What differentiates dcPIM from prior transport designs is that it achieves near-hardware tail latency for short flows while simultaneously sustaining near theoretically optimal (transient or persistent) network loads. dcPIM achieves this by placing its intellectual roots in the classical Parallel Iterative Matching (PIM), a time-tested protocol variations of which are used in almost all switch fabrics. Just like PIM, hosts in dcPIM exchange multiple rounds of control plane messages to “match” senders with receivers to ensure that senders transmit long flow packets only when proactively admitted by the receivers. Realizing PIM-style matchings at the datacenter-scale turns out to be challenging: while PIM was designed for switch fabrics that have tens of ports and picosecond-scale round trip time (RTT), dcPIM needs to operate in a much harsher environment: datacenter networks have much larger scales and much larger RTTs. dcPIM resolves these challenges using two properties of datacenter environments. First, unlike switch fabrics where (at any point of time) each input port may very well have packets to send to each output port, it is rarely the case that (at any point of time) each host in the datacenter will have packets to send to each other host in the datacenter. That is, traffic matrices in datacenter networks are typically sparse: several studies from production datacenter networks show that, when averaged across all hosts, the number of flows at any point of time is a small constant; furthermore, dcPIM performs matchings only for long flows that are likely to be even fewer in number. Second, unlike switch fabrics that are designed to run at full load, datacenter networks rarely run at an average load of 100%.
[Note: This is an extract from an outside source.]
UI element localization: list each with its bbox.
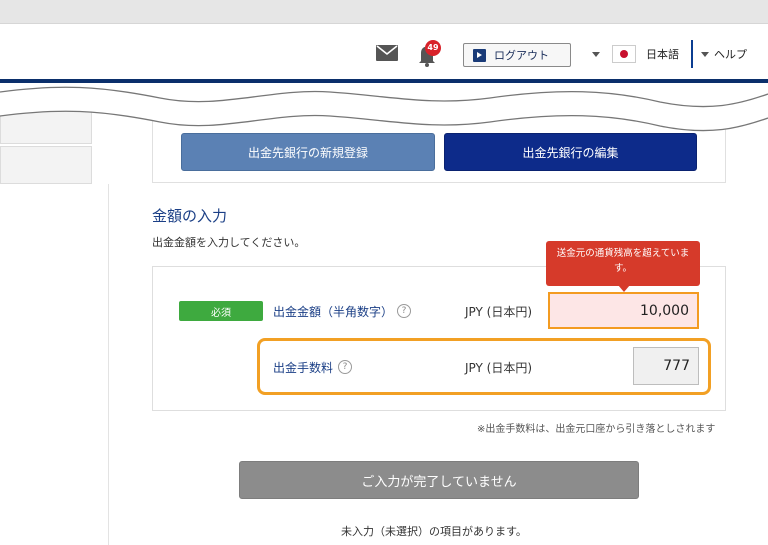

dcPIM leverages the first datacenter network property to establish a new theoretical result: unlike switch fabrics where PIM achieves near-optimal utilization using log(n) rounds of control messages (for an n-port switch fabric), traffic matrix sparsity in datacenter networks allows dcPIM to guarantee near-optimal utilization with constant number of rounds, that is, independent of the number of hosts in the network. This result enables a dcPIM design that scales well, independent of the datacenter network size. dcPIM leverages the second property that datacenter networks rarely run at 100% load to pipeline data transmission between currently matched sender-receiver pairs with control messages for computing next set of matchings to hide the overheads of longer RTTs of datacenter networks.
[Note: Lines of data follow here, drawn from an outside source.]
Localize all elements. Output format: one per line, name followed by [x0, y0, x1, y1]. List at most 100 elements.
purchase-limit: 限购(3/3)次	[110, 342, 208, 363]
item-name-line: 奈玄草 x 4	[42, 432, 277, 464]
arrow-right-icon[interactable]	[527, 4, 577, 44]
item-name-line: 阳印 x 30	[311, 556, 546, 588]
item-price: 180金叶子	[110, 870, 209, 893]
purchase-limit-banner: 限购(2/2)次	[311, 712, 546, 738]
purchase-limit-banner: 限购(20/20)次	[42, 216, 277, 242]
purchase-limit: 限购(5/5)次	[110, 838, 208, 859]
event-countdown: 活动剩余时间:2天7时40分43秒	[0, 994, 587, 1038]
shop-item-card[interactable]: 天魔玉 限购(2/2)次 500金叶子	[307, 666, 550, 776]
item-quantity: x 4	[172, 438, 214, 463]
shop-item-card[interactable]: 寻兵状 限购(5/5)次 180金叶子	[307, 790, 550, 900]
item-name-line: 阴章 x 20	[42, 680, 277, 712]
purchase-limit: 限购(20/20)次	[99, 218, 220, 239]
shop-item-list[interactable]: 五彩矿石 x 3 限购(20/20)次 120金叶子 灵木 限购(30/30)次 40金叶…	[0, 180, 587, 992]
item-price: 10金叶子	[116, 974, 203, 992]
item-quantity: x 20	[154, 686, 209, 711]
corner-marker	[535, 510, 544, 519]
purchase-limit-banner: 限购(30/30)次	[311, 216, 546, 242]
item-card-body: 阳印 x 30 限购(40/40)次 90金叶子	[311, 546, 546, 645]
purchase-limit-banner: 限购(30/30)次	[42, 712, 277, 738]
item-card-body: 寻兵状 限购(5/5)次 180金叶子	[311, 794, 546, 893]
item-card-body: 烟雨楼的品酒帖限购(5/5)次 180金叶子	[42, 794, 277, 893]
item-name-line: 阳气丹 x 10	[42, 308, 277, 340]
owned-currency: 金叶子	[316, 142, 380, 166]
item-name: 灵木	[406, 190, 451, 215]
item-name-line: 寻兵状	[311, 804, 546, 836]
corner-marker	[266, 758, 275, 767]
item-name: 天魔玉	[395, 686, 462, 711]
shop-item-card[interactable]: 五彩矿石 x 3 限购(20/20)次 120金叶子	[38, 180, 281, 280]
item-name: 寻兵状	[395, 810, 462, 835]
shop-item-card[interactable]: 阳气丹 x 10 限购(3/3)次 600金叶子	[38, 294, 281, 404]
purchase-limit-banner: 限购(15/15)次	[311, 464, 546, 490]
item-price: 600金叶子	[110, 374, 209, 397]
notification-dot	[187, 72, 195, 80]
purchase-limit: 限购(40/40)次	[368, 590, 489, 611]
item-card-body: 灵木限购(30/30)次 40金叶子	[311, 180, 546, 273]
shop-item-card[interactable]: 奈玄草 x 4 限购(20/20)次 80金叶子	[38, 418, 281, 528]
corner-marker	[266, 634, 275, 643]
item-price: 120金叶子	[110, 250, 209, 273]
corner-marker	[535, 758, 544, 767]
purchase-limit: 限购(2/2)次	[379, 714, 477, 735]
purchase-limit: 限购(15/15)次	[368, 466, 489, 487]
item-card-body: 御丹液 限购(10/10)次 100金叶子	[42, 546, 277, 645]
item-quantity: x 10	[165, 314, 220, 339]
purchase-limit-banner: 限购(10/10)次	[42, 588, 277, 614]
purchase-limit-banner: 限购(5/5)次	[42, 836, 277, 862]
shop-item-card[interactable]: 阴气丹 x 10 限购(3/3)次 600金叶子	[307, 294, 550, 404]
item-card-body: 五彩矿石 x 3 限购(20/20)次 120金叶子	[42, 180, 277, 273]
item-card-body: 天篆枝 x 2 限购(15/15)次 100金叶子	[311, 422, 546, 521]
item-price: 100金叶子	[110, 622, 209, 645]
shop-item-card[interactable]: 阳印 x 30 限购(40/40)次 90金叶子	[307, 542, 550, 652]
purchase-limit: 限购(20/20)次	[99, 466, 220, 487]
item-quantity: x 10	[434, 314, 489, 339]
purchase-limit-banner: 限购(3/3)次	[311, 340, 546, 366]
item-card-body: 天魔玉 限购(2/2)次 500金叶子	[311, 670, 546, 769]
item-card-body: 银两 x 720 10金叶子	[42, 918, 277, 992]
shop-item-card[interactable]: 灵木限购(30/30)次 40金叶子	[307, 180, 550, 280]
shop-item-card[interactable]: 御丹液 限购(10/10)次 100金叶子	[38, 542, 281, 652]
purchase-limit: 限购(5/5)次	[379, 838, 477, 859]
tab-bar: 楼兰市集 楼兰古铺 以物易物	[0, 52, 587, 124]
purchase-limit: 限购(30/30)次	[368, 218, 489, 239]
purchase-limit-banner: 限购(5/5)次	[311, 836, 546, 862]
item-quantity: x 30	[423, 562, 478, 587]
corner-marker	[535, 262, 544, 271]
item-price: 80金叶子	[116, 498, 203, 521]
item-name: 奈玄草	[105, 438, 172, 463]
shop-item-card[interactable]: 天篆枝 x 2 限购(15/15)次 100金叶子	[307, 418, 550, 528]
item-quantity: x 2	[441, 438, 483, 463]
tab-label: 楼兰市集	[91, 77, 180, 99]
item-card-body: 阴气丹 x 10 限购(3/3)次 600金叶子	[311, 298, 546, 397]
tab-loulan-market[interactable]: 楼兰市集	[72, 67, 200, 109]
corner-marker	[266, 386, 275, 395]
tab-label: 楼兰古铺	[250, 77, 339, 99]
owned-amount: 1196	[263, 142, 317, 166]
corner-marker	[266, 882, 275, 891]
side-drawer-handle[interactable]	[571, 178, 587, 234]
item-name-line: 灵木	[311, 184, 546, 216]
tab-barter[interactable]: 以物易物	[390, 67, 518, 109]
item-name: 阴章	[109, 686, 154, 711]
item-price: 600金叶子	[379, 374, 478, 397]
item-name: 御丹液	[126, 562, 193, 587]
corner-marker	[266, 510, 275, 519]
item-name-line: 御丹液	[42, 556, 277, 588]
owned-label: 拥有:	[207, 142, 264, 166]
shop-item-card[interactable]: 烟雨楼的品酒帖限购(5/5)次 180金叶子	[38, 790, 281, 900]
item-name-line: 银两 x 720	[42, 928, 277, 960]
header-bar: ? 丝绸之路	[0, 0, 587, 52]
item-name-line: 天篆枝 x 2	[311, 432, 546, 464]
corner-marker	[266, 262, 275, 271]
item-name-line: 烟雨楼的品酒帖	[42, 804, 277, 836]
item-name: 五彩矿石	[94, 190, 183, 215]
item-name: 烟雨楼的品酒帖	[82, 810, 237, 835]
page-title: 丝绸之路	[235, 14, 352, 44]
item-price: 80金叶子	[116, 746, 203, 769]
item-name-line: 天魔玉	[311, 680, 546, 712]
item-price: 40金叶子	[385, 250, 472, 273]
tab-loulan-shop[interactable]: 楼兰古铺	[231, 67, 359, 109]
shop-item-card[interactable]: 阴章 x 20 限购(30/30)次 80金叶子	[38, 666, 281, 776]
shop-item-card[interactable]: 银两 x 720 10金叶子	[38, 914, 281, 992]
While dcPIM builds upon a strong theoretical foundation, the final end-to-end design embraces simplicity just like the original PIM protocol: the number of matching rounds, the timescale for each matching round, and the number of data packets that can be sent upon matching are all fixed in advance. Just like PIM, dcPIM design is also robust to imperfection: it is okay for host clocks to be asynchronized—some of the control messages may be delayed within the fixed time used for matching rounds; the randomized matching algorithm in PIM combined with multiple rounds of control plane messages ensures that hosts unmatched in one round will be able to catch up in the remaining rounds, and will continue to request matching until data transmission is complete. The final result is a new proactive datacenter transport design that requires no specialized hardware, no per-flow state or rate calculations at switches, no centralized global scheduler, and no explicit network feedback and yet provides near-optimal performance both in terms of tail latency and network utilization.

We have implemented dcPIM in Linux hosts, and in simulations. dcPIM evaluation over a small-scale CloudLab testbed and over simulation demonstrates that dcPIM consistently achieves near-hardware latency and near-optimal network utilization across a variety of evaluation settings that mix-and-match three network topologies, three workloads, three traffic patterns, varying network topology oversubscription, and varying network loads. dcPIM simulator and implementation, along with all the documentation needed to reproduce our results, are available at https://github.com/Terabit-Ethernet/dcPIM.

This talk will initiate a conversation to incorporate dcPIM as a receiver-driven transport protocol within the Linux kernel.